Lawyers for City Hall and Jacksonville’s strip club industry traded arguments Friday in a federal trial over whether a city law banning exotic dancers younger than 21 is constitutional.
The measure, passed by the City Council as a move against sex trafficking, requires dancers to have city-issued dancer identity cards and says those won’t be issued to anyone under age 21.
But a lawyer representing 13 clubs and four dancers told U.S. District Judge Timothy Corrigan the ordinance amounts to censorship and violates the First Amendment.
“These dancers have a legal right to dance at age 18. … This is just a ban on speech,” attorney Gary Edinger told the judge, equating dancers’ performance to any other legally protected form of expression.
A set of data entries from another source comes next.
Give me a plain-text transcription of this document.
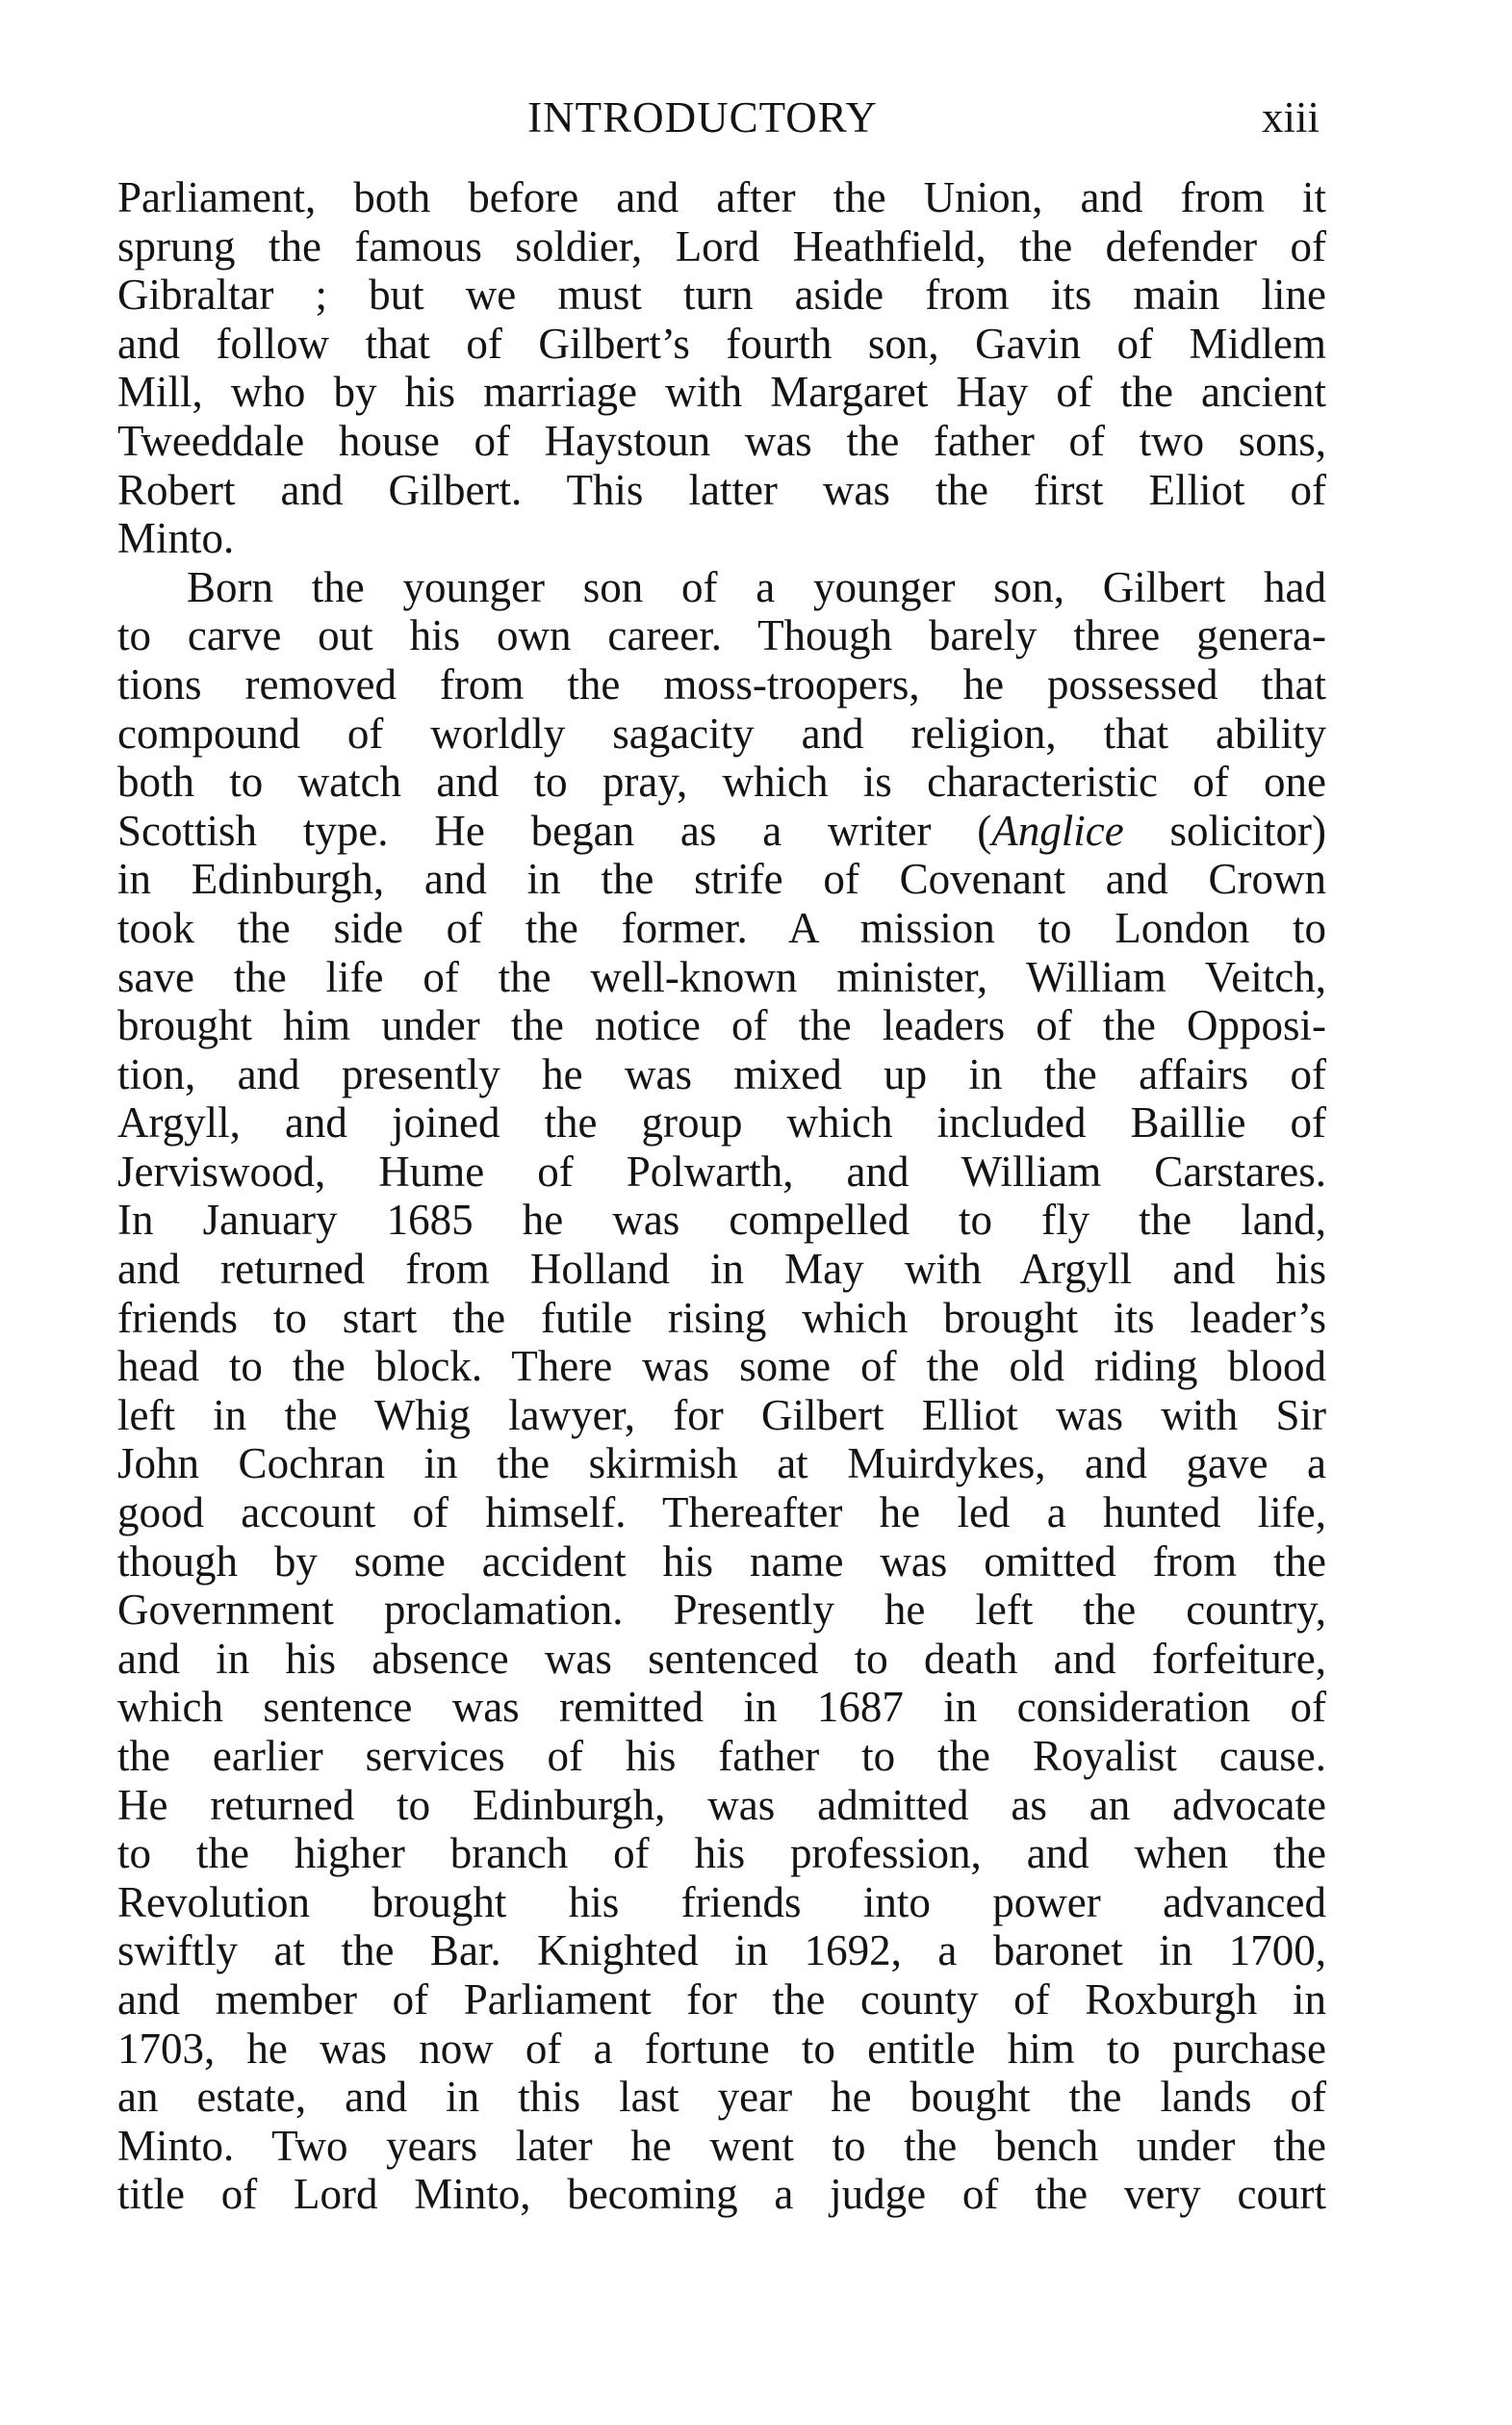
INTRODUCTORY	xiii
Parliament, both before and after the Union, and from it
sprung the famous soldier, Lord Heathfield, the defender of
Gibraltar ; but we must turn aside from its main line
and follow that of Gilbert’s fourth son, Gavin of Midlem
Mill, who by his marriage with Margaret Hay of the ancient
Tweeddale house of Haystoun was the father of two sons,
Robert and Gilbert. This latter was the first Elliot of
Minto.
Born the younger son of a younger son, Gilbert had
to carve out his own career. Though barely three genera-
tions removed from the moss-troopers, he possessed that
compound of worldly sagacity and religion, that ability
both to watch and to pray, which is characteristic of one
Scottish type. He began as a writer (Anglice solicitor)
in Edinburgh, and in the strife of Covenant and Crown
took the side of the former. A mission to London to
save the life of the well-known minister, William Veitch,
brought him under the notice of the leaders of the Opposi-
tion, and presently he was mixed up in the affairs of
Argyll, and joined the group which included Baillie of
Jerviswood, Hume of Polwarth, and William Carstares.
In January 1685 he was compelled to fly the land,
and returned from Holland in May with Argyll and his
friends to start the futile rising which brought its leader’s
head to the block. There was some of the old riding blood
left in the Whig lawyer, for Gilbert Elliot was with Sir
John Cochran in the skirmish at Muirdykes, and gave a
good account of himself. Thereafter he led a hunted life,
though by some accident his name was omitted from the
Government proclamation. Presently he left the country,
and in his absence was sentenced to death and forfeiture,
which sentence was remitted in 1687 in consideration of
the earlier services of his father to the Royalist cause.
He returned to Edinburgh, was admitted as an advocate
to the higher branch of his profession, and when the
Revolution brought his friends into power advanced
swiftly at the Bar. Knighted in 1692, a baronet in 1700,
and member of Parliament for the county of Roxburgh in
1703, he was now of a fortune to entitle him to purchase
an estate, and in this last year he bought the lands of
Minto. Two years later he went to the bench under the
title of Lord Minto, becoming a judge of the very court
City attorney Jason Teal argued that the law’s effect on dancers and clubs was justified by the city’s interest in reducing trafficking. He said younger people are more susceptible to the coercion that’s often part of trafficking and referred to 21 as “a safe number.”
Neither lawyer said they knew of another Florida county saying dancers who were adults were too young to perform.
Corrigan noted that a Louisiana court ruling cited in lawyers’ briefs upheld a ban on dancers under 21 in clubs serving alcohol, but allowed them to perform in clubs that were alcohol-free.
Edinger, who has a long history representing local strip clubs, had sued on behalf of 12 clubs that serve alcohol and one that doesn’t, all of whom would be affected by the new age limit.